Well...  Swear, look through the call graph and see what can be proven
for each.

Sorry for my ignorance.
I mean i just borrowed the code from the fs/erofs/namei.c and i directly
translated that into Rust code. That might be a problem that also
exists in original working C code.

As for EROFS (an immutable fs), I think after d_splice_alias(), d_name is
still stable (since we don't have rename semantics likewise for now).
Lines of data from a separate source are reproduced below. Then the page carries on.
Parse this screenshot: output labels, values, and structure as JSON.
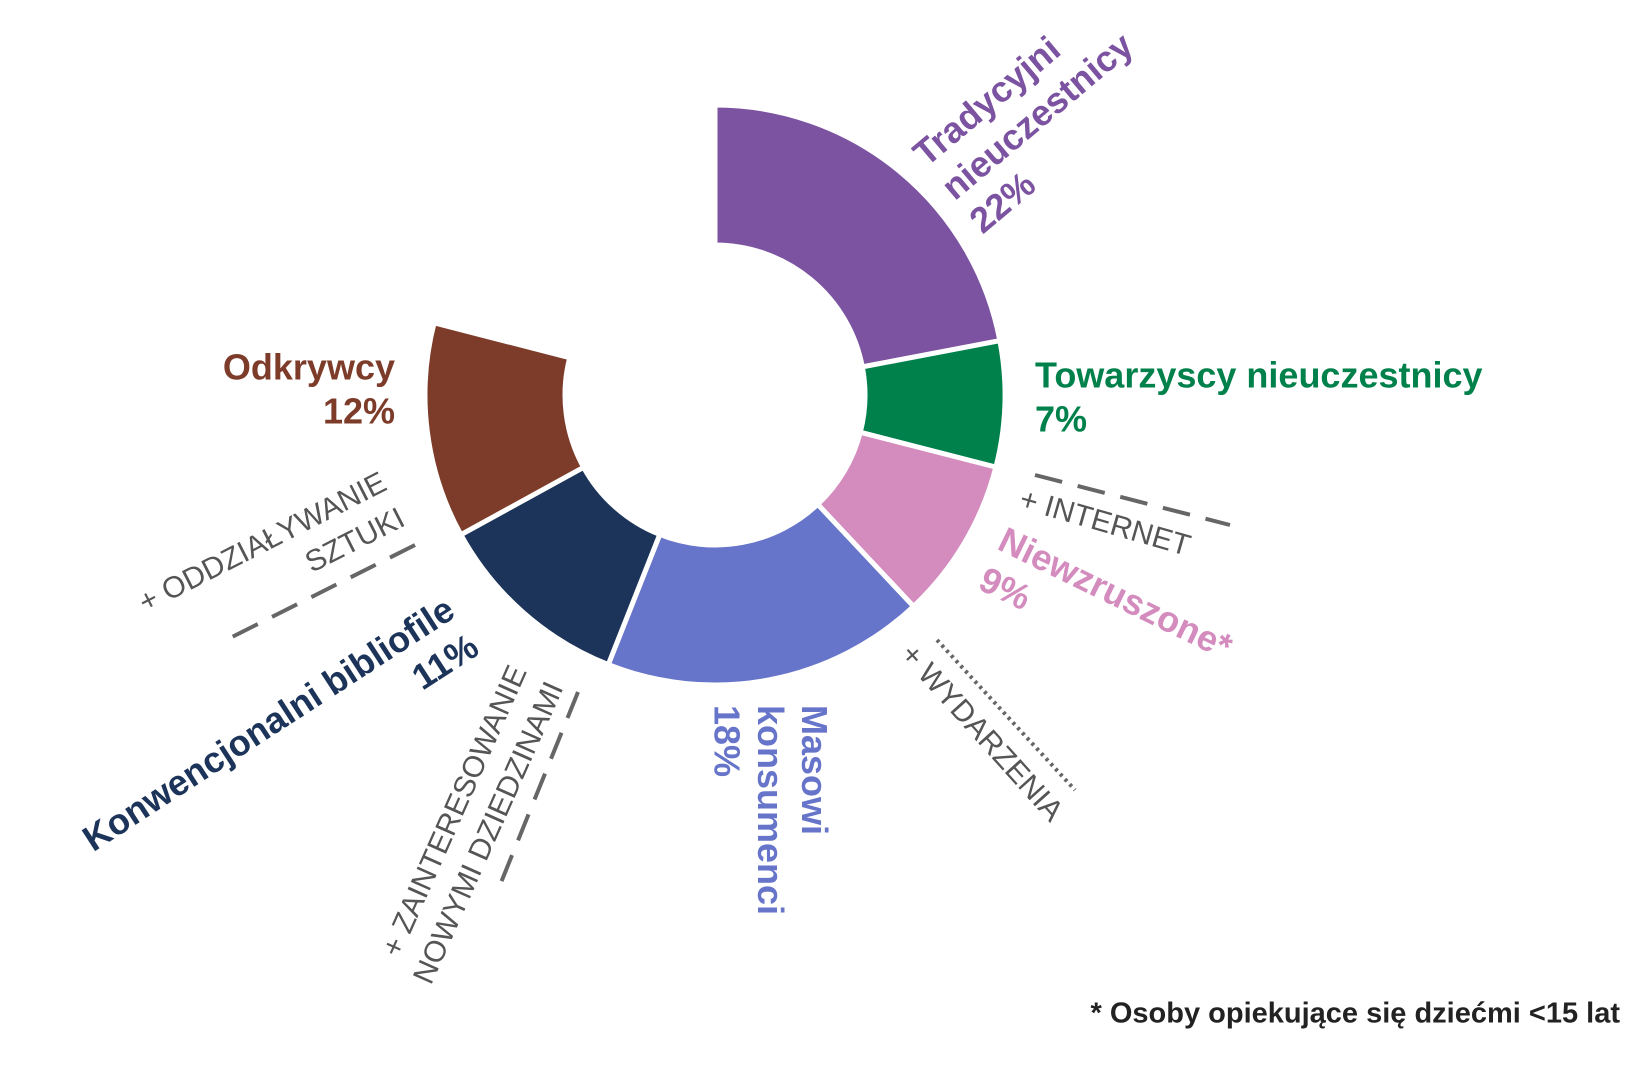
{
  "chart_data": {
    "type": "donut",
    "categories": [
      "Tradycyjni nieuczestnicy",
      "Towarzyscy nieuczestnicy",
      "Niewzruszone*",
      "Masowi konsumenci",
      "Konwencjonalni bibliofile",
      "Odkrywcy"
    ],
    "values": [
      22,
      7,
      9,
      18,
      11,
      12
    ],
    "value_labels": [
      "22%",
      "7%",
      "9%",
      "18%",
      "11%",
      "12%"
    ],
    "colors": [
      "#7b53a1",
      "#00814b",
      "#d48bbd",
      "#6674c9",
      "#1c3459",
      "#7d3b29"
    ],
    "annotations": [
      {
        "lines": [
          "+ INTERNET"
        ],
        "line_style": "dashed"
      },
      {
        "lines": [
          "+ WYDARZENIA"
        ],
        "line_style": "dotted"
      },
      {
        "lines": [
          "+ ZAINTERESOWANIE",
          "NOWYMI DZIEDZINAMI"
        ],
        "line_style": "dashed"
      },
      {
        "lines": [
          "+ ODDZIAŁYWANIE",
          "SZTUKI"
        ],
        "line_style": "dashed"
      }
    ],
    "footnote": "* Osoby opiekujące się dziećmi <15 lat"
  }
}
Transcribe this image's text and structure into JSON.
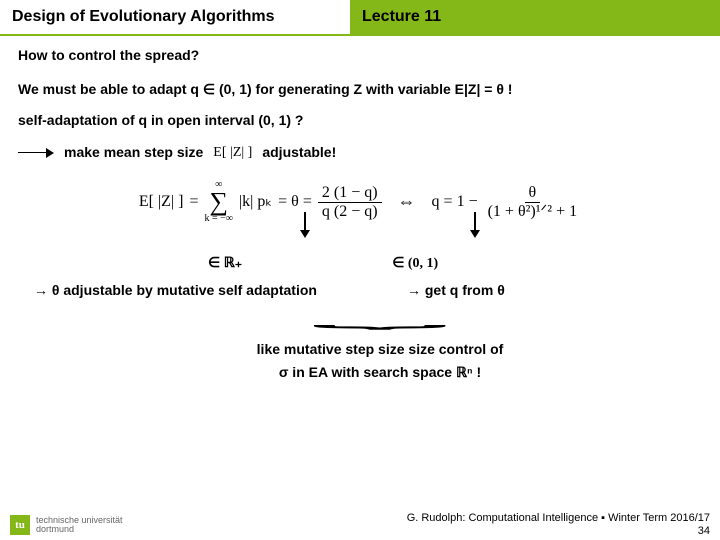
{
  "header": {
    "title_left": "Design of Evolutionary Algorithms",
    "title_right": "Lecture 11",
    "accent_color": "#84b818"
  },
  "subtitle": "How to control the spread?",
  "line_adapt": "We must be able to adapt q ∈ (0, 1) for generating Z with variable E|Z| = θ  !",
  "line_self": "self-adaptation of q in open interval (0, 1) ?",
  "mean_left": "make mean step size",
  "mean_expr": "E[ |Z| ]",
  "mean_right": "adjustable!",
  "formula": {
    "lhs": "E[ |Z| ]",
    "eq1": "=",
    "sum_top": "∞",
    "sum_bot": "k = −∞",
    "sum_body": "|k| pₖ",
    "eq2": "= θ =",
    "frac1_num": "2 (1 − q)",
    "frac1_den": "q (2 − q)",
    "iff": "⇔",
    "rhs_pre": "q = 1 −",
    "frac2_num": "θ",
    "frac2_den": "(1 + θ²)¹ᐟ² + 1"
  },
  "range_left": "∈ ℝ₊",
  "range_right": "∈ (0, 1)",
  "concl_left": "→ θ adjustable by mutative self adaptation",
  "concl_right": "→ get q from θ",
  "brace_line1": "like mutative step size size control of",
  "brace_line2": "σ in EA with search space ℝⁿ !",
  "footer": {
    "univ1": "technische universität",
    "univ2": "dortmund",
    "credit": "G. Rudolph: Computational Intelligence ▪ Winter Term 2016/17",
    "page": "34",
    "logo_text": "tu"
  }
}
But as the generic filesystem POV, d_name access is actually tricky under
RCU walk path indeed.

	Expressing that kind of fun in any kind of annotations (Rust type
system included) is not pleasant.  _Probably_ might be handled by a type
that would be a dentry pointer with annotation along the lines "->d_name
and ->d_parent of that one are stable".  Then e.g. ->lookup() would
take that thing as an argument and d_splice_alias() would consume it.
->mkdir() would get the same thing, etc.  I hadn't tried to get that
all way through (the amount of annotation churn in existing filesystems
would be high and hard to split into reviewable patch series), so there
might be dragons - and there definitely are places where the stability is
proven in different ways (e.g. if dentry->d_lock is held, we have the damn
thing stable; then there's a "take a safe snapshot of name" API; etc.).

That's kinda interesting, I originally thought that VFS will make sure
its d_name / d_parent is stable in the first place.
Again, I just don't have a full picture or understanding of VFS and my
code is just basic translation of original C code, Maybe we can address
this later.

d_alloc will allocate an unhashed dentry which is almost unrecognized
by VFS dcache (d_name is stable of course).

After d_splice_alias() and d_add(), rename() could change d_name.  So
either we take d_lock or with rcu_read_lock() to take a snapshot of
d_name in the RCU walk path.  That is my overall understanding.

But for EROFS, since we don't have rename, so it doesn't matter.

Thanks,
Gao Xiang